You still have not answered the question, who created you to be able to oppose God? Does God create those who can oppose him? In the original creation, was Adam created with both tendencies in the image of God? Are you saying that God has both tendencies, good and evil, that God has the type of freewill you are claiming for youself? It seems you are the one who makes God the devil and not me. After the fall, God creates man not in his image as he did in the beginning, but has concluded all men sinful in conception according to the image that Adam chose. The agency of the transmittal of the fallen image is laid to the charge of Adam according to Roman’s and not God. It is however, God who creates the souls of all men. And you have yet to tell us, what is the state of the soul of men in conception according to your theology?
Absolutely, if God did not decree sin it would not happen. Go and read Edwards, if you can understand it, and then come back and tell us what the meaning of secondary agency is. When you have read Edwards then you will understand why it is that we do not believe that God is the actor in sin and at the same time will confess that all things proceed from God’s decree which is what Edwards, and I will gladly proclaim before God the only Sovereign Will. Your problem is that you cannot define author in context. When I wrote at GB I was still considering somethings and have come to understand more fully.
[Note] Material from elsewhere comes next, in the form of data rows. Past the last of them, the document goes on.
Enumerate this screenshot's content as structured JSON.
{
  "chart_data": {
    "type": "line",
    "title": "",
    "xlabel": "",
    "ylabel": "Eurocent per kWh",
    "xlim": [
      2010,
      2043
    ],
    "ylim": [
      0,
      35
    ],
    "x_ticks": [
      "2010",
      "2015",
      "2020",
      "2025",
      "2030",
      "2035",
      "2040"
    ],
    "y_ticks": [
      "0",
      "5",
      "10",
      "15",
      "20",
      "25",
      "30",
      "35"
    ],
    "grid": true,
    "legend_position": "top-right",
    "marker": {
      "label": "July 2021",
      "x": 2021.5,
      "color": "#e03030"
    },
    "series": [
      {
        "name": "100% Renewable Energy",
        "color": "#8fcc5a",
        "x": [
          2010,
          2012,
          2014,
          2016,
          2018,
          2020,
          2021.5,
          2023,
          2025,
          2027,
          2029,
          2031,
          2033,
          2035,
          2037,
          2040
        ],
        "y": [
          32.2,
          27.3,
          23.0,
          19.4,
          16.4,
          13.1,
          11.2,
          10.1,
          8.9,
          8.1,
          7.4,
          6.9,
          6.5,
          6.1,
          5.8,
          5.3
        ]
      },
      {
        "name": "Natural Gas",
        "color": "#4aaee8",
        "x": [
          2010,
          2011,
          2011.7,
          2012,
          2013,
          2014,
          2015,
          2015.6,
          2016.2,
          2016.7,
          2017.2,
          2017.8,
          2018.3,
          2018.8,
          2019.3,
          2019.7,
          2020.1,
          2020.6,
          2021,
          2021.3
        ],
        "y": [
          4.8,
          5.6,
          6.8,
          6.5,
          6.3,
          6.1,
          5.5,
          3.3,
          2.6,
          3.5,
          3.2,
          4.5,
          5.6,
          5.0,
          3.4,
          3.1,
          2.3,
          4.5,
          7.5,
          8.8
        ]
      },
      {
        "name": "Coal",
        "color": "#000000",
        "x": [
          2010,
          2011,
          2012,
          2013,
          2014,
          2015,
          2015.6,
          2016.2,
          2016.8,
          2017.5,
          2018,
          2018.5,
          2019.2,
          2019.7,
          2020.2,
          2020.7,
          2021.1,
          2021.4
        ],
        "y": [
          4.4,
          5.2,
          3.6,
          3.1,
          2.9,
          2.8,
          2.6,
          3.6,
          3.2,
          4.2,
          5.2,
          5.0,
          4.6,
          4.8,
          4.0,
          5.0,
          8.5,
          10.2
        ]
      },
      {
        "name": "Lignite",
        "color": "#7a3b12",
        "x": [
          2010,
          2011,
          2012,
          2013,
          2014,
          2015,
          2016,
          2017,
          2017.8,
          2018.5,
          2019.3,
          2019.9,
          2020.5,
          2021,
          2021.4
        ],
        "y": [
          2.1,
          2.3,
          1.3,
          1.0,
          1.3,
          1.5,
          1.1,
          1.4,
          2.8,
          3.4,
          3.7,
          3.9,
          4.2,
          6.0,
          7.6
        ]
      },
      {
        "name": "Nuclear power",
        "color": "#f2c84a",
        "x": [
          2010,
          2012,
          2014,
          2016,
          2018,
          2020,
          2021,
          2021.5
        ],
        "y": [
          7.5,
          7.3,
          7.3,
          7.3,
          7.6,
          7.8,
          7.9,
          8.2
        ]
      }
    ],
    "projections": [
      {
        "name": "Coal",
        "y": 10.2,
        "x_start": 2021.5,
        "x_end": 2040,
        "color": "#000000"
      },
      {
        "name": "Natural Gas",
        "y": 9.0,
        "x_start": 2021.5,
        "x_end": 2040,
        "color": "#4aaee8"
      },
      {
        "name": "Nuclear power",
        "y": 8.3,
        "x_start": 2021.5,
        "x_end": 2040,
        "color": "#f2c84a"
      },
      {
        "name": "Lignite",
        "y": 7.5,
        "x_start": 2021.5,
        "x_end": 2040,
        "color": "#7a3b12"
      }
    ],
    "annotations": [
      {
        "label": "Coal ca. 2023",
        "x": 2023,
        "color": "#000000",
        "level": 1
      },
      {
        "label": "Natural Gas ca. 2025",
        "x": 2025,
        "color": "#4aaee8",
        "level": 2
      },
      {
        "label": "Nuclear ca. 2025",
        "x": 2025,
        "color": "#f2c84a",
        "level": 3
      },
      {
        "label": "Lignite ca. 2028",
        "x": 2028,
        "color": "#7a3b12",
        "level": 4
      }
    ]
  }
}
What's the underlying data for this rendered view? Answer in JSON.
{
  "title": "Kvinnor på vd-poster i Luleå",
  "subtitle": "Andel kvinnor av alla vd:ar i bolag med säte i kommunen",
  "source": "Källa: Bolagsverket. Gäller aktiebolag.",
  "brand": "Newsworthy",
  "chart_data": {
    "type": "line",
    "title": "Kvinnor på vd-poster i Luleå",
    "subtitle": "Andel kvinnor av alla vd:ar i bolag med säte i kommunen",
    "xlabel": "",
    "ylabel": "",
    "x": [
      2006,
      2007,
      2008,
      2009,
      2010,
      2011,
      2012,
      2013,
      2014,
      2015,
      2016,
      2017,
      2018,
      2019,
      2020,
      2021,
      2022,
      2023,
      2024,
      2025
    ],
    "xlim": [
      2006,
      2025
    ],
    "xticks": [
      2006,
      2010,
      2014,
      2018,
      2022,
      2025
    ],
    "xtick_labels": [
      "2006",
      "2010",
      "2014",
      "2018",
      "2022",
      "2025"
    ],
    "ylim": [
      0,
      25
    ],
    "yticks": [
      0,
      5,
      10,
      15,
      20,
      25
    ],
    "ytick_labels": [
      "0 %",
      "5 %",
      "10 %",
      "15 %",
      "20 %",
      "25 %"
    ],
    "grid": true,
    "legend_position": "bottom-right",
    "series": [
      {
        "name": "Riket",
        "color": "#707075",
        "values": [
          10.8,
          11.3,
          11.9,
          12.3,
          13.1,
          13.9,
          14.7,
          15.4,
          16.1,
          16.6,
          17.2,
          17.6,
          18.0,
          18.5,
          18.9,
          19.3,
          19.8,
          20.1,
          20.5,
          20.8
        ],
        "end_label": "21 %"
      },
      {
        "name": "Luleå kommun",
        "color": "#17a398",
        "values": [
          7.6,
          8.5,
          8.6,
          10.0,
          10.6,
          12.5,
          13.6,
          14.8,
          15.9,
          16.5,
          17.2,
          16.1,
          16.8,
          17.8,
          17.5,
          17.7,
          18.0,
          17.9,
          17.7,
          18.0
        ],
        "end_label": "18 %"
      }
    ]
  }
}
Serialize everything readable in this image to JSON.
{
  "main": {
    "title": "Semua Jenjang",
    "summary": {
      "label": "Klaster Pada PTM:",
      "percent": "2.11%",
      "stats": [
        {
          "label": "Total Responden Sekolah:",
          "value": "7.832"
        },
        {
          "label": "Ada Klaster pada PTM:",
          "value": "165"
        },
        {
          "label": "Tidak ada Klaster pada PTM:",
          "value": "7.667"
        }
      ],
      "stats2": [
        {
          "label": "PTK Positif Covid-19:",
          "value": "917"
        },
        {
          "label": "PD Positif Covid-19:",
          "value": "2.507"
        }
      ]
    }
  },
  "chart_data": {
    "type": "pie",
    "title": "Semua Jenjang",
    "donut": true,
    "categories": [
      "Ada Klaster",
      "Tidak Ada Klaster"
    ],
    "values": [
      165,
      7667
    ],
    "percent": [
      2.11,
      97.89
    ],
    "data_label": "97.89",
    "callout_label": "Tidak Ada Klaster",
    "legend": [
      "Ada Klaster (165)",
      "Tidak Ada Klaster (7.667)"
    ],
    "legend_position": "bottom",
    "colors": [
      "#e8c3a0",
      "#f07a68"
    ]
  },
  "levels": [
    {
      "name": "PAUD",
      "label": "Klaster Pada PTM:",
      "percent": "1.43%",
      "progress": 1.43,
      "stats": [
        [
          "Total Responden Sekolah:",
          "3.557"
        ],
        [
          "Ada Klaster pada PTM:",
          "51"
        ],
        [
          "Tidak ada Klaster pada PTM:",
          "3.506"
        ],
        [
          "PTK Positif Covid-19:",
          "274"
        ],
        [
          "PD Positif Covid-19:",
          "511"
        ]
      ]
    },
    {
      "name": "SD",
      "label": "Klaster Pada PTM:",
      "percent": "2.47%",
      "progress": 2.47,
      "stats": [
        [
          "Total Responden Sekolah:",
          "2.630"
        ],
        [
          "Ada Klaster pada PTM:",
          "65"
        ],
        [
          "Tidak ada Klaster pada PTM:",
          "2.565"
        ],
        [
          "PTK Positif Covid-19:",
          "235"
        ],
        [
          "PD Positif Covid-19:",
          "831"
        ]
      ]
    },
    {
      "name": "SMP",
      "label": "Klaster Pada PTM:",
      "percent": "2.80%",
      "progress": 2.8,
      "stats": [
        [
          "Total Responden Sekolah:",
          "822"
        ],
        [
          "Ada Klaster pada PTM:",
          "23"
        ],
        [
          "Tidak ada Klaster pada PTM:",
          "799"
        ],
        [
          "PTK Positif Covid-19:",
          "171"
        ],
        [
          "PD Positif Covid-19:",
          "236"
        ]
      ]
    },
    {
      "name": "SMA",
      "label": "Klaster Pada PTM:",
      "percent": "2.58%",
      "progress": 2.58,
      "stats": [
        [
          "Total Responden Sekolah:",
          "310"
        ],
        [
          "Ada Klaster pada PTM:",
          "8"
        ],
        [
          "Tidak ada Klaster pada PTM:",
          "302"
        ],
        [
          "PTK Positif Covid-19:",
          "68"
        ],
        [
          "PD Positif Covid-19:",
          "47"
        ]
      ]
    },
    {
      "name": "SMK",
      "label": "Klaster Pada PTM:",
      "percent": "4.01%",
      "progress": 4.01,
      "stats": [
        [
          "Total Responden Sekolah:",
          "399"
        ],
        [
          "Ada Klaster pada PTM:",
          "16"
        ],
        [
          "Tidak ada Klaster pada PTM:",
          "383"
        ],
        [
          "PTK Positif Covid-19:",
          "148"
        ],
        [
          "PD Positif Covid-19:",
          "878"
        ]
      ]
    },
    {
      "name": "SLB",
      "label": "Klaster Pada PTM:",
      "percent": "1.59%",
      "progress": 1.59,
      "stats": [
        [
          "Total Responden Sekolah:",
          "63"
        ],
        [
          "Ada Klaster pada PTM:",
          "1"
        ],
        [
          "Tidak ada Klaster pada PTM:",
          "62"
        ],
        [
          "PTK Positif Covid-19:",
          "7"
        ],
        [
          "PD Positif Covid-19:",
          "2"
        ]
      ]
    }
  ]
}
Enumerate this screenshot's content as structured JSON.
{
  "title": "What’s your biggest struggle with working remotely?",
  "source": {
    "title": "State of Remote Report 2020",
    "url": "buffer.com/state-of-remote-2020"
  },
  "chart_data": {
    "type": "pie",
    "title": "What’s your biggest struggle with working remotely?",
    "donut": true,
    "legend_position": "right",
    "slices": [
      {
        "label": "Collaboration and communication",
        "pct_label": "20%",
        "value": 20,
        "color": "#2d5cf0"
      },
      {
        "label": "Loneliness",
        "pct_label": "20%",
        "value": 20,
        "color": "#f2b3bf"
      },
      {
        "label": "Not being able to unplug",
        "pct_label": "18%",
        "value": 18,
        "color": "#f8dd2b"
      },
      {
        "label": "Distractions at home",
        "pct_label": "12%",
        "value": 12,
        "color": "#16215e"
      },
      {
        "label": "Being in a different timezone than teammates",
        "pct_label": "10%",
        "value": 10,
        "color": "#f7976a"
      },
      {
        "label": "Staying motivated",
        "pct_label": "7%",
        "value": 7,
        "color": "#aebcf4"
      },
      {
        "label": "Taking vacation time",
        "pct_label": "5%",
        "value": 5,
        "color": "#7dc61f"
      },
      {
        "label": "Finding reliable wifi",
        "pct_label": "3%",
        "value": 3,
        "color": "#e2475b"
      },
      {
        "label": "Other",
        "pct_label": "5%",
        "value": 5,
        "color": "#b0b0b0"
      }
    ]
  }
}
It still does no equate to contingency being outside of God. Your postiion, I suppose, is open theism, which makes God over into the image of man. Pehaps you can explain why nothing is contingent to God? Or even what contingency is.
So I have answered you question, reasonably and true to Scripture. Now, you give us your take. Was Adam created with freewill in the image of God’s freewill, able to sin?
Or will you just keep blathering idiocies?